Story by Kennedy Williams
Women typically suffer from ageism due to unattainable, standards of beauty put forth by the media and fashion industry. As women age, they are often deemed less beautiful and worth of celebration. The notion of the “ideal” woman often excludes older women and is harmful to conceptions of femininity and beauty.
The fashion industry exalts a specific, often exclusionary, kind of beauty that revolves around youth. On the runway, models that have passed their mid-20s are rare. Fashion’s obsession with the newest and latest bleeds into the casting of young, often underaged, models. The use of young models has become so normalized that it’s newsworthy when “older” models such as Naomi Campbell appear on the catwalk. The presence of models in their 40s on the runway often signals conjures nostalgic feelings of when those models were in their so-called “prime,” both career-wise and age-wise.

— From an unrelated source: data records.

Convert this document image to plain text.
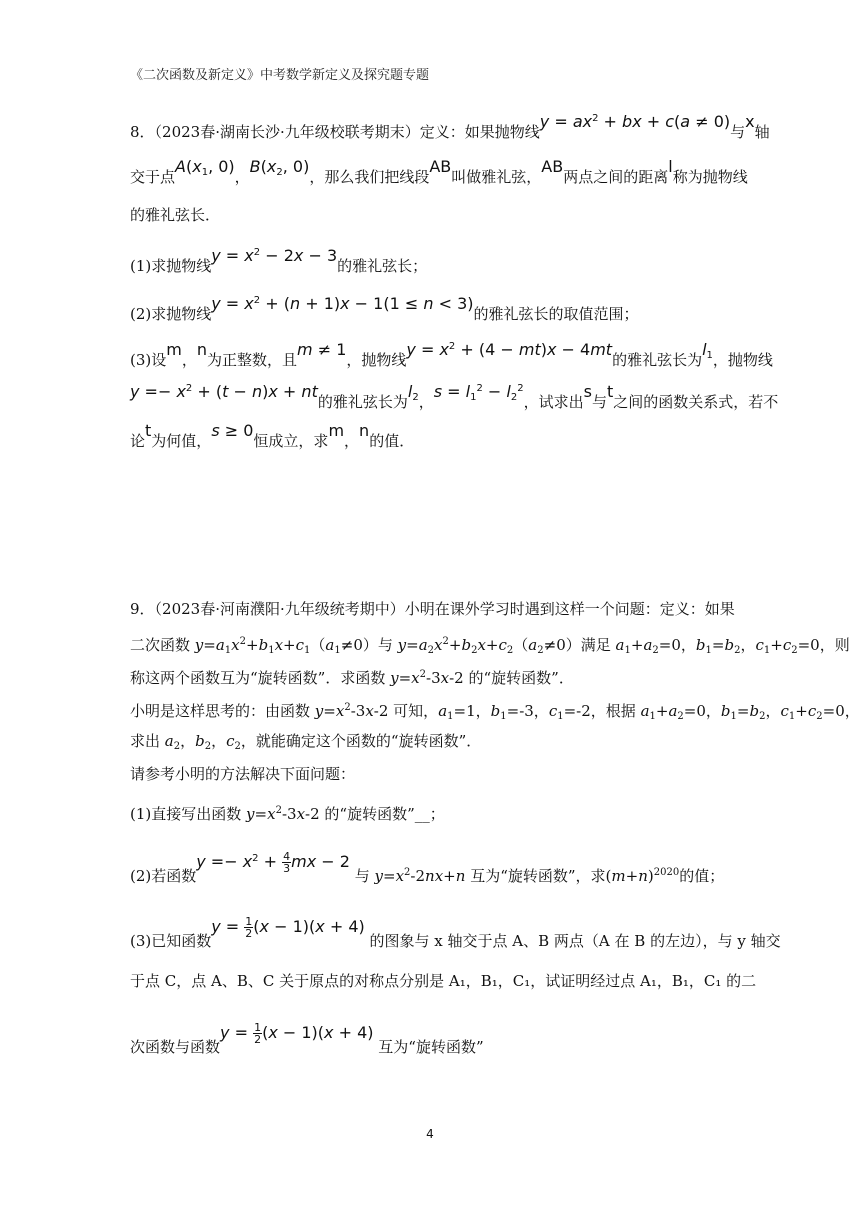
《二次函数及新定义》中考数学新定义及探究题专题
8．（2023春·湖南长沙·九年级校联考期末）定义：如果抛物线$y = ax^2$ + bx + c(a ≠ 0)与x轴
交于点$A(x_1$, 0)，$B(x_2$, 0)，那么我们把线段AB叫做雅礼弦，AB两点之间的距离l称为抛物线
的雅礼弦长．
(1)求抛物线$y = x^2 - 2x - 3$的雅礼弦长；
(2)求抛物线$y = x^2 + (n + 1)x - 1(1 \le n < 3)$的雅礼弦长的取值范围；
(3)设m，n为正整数，且m ≠ 1，抛物线$y = x^2 + (4 - mt)x - 4mt$的雅礼弦长为$l_1$，抛物线
$y =- x^2 + (t - n)x$ + nt的雅礼弦长为$l_2$，$s = l_1^2 - l_2^2$，试求出s与t之间的函数关系式，若不
论t为何值，s ≥ 0恒成立，求m，n的值．
9．（2023春·河南濮阳·九年级统考期中）小明在课外学习时遇到这样一个问题：定义：如果
二次函数 $y=a_1x^2+b_1x+c_1(a_1\ne 0)$与 $y=a_2x^2+b_2x+c_2(a_2\ne 0)$满足 $a_1+a_2=0$，$b_1=b_2$，$c_1+c_2=0$，则
称这两个函数互为“旋转函数”．求函数 $y=x^2-3x-2$ 的“旋转函数”．
小明是这样思考的：由函数 $y=x^2-3x-2$ 可知，$a_1=1$，$b_1=-3$，$c_1=-2$，根据 $a_1+a_2=0$，$b_1=b_2$，$c_1+c_2=0$，
求出 $a_2$，$b_2$，$c_2$，就能确定这个函数的“旋转函数”．
请参考小明的方法解决下面问题：
(1)直接写出函数 $y=x^2-3x-2$ 的“旋转函数”__；
(2)若函数$y =- x^2 + \frac{4}{3}$ mx − 2 与 $y=x^2-2nx+n$ 互为“旋转函数”，求$(m+n)^{2020}$的值；
(3)已知函数$y = \frac{1}{2} (x - 1)(x + 4)$ 的图象与 x 轴交于点 A、B 两点（A 在 B 的左边），与 y 轴交
于点 C，点 A、B、C 关于原点的对称点分别是 A₁，B₁，C₁，试证明经过点 A₁，B₁，C₁ 的二
次函数与函数$y = \frac{1}{2} (x - 1)(x + 4)$ 互为“旋转函数”
4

Photos courtesy of Vogue Italia
Fashion’s promotion of youthful beauty is linked to cultural ideals. Beauty is intimately linked to youth. Today, as young girls grow up, they are often bombarded with ads promoting creams that allegedly help maintain their youthful looks and begin using anti-aging products earlier than previous generations. The fear of showing external signs of aging is deeply ingrained in society. For many, 30 has become the new 50, allowing a skewed representation of what it means to be “mature” to emerge. In an article discussing ageism, Janelle Okwodu, senior fashion news writer for Vogue, writes, “It isn’t uncommon for models in their 20s to serve as spokeswomen for anti-aging creams or for magazines to completely ignore the existence of older women in their editorials.” Recently, however, there has been a push toward increasing representation of older women on the pages of magazines.
Vogue Italia’s October Issue has been deemed the “Timeless Issue” and features no women under the age of 60. At 73 years old, actress and model Lauren Hutton graces the cover, becoming the oldest woman to ever be on the cover of Vogue. In her cover story, Hutton says, “This is a cover that can change society because it shows a woman who is vibrant, attractive, who still laughs and who, for the first time, is a woman my age.” However, there is still work to be done. It will take more than one issue of a magazine to move the needle. Old age shouldn’t be just a trend. For some, it’s even a political statement.
Photos courtesy of Vogue Italia
The fashion industry’s preoccupation with youth is quite ironic. While models and tastemakers begin to lose their appeal in their late 20s, older creatives are celebrated. The fashion industry is largely run by older people. Anna Wintour, esteemed editor of Vogue, is 67. Karl Lagerfeld, creative director of Chanel, is 87. Former editor-in-chief of Italian Vogue, Franca Sozzani, held her position at the magazine for 29 years before she passed away earlier this year at the age of 66. On one hand, the fashion industry praises the aesthetic qualities of the young, but on the other, it gives power to the mature.
Perhaps it is time to look to stylish older women such as Iris Apfel, who is still turning heads at 95, and 63-year-old Jo-Ani Johnson, to prove that aging does not mean a loss of grace, but a gaining of self-knowledge. It is time for more mature women to be at the forefront of modeling and tastemaking.